Irrigated agriculture in the Central Valley experienced fallowed acreage and crop shifts affecting producers represented by the California Farm Bureau Federation and University of California, Davis extension programs. Reduced instream flows altered habitat for species protected under the Endangered Species Act, including Chinook salmon and Delta smelt, invoking regulatory actions by the National Marine Fisheries Service and U.S. Fish and Wildlife Service. Vegetation stress increased susceptibility to pests documented by the California Department of Food and Agriculture, while forest dieback in the Sierra Nevada and the Klamath Mountains contributed to enhanced wildfire risk as observed in perimeters recorded by the California Department of Forestry and Fire Protection (Cal Fire). Major conflagrations during the decade involved coordination with the Federal Emergency Management Agency and state emergency systems.
Economic losses included revenue declines reported by United States Department of Agriculture crop reports and employment impacts in agricultural counties represented by Fresno County, Kern County, and Stanislaus County. Urban water restrictions affected consumers served by agencies such as the East Bay Municipal Utility District and Santa Clara Valley Water District, while public health concerns raised by the California Department of Public Health included increased dust exposure from dry lakebeds and groundwater subsidence in communities like Corcoran, California. Equity issues invoked advocacy by organizations including the Leadership Counsel for Justice and Accountability and legal actions reviewed in courts such as the California Supreme Court on water rights disputes.
State responses included emergency conservation regulations promulgated by the California State Water Resources Control Board, the governor's drought proclamations by Jerry Brown, and investments in water recycling led by entities such as the Orange County Water District. Legislative actions included passage of the Sustainable Groundwater Management Act and funding measures administered through the California Department of Water Resources and the California Natural Resources Agency. Federal-state coordination involved the United States Bureau of Reclamation and United States Environmental Protection Agency on water quality rules, while regional initiatives by groups like the Association of California Water Agencies advanced integrated resource portfolios.
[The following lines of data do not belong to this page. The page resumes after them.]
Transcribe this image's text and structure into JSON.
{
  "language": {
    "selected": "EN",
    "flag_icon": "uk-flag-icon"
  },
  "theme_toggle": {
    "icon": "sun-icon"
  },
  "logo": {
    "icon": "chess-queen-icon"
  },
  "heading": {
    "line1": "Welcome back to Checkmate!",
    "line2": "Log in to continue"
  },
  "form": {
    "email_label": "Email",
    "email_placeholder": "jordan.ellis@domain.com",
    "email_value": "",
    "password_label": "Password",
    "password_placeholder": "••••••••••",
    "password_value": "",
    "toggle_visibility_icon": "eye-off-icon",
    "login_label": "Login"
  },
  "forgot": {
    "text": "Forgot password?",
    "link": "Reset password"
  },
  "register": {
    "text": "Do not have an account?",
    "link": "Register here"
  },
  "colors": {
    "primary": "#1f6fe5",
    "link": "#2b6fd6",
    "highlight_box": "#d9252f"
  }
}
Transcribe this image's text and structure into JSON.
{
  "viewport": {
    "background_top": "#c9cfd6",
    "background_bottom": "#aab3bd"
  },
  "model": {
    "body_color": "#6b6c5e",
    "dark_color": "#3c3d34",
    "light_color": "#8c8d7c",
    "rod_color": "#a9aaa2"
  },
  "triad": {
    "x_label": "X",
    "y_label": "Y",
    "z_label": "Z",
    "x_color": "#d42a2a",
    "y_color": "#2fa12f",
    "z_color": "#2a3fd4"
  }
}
Attribution studies published by researchers at Scripps Institution of Oceanography, NASA, NOAA, and university consortia examined the roles of anthropogenic warming, increased vapor pressure deficit, and decadal sea surface temperature variability. Climate model projections from intercomparison projects used by IPCC assessments suggested elevated drought risk for parts of California under higher greenhouse gas trajectories evaluated by Intergovernmental Panel on Climate Change. Stakeholders including California Energy Commission and California Air Resources Board incorporated drought risk into planning for energy-water nexus resilience, while water managers at Metropolitan Water District of Southern California and Santa Ana Watershed Project Authority pursued adaptation measures such as conjunctive use and expanded recycled water capacity.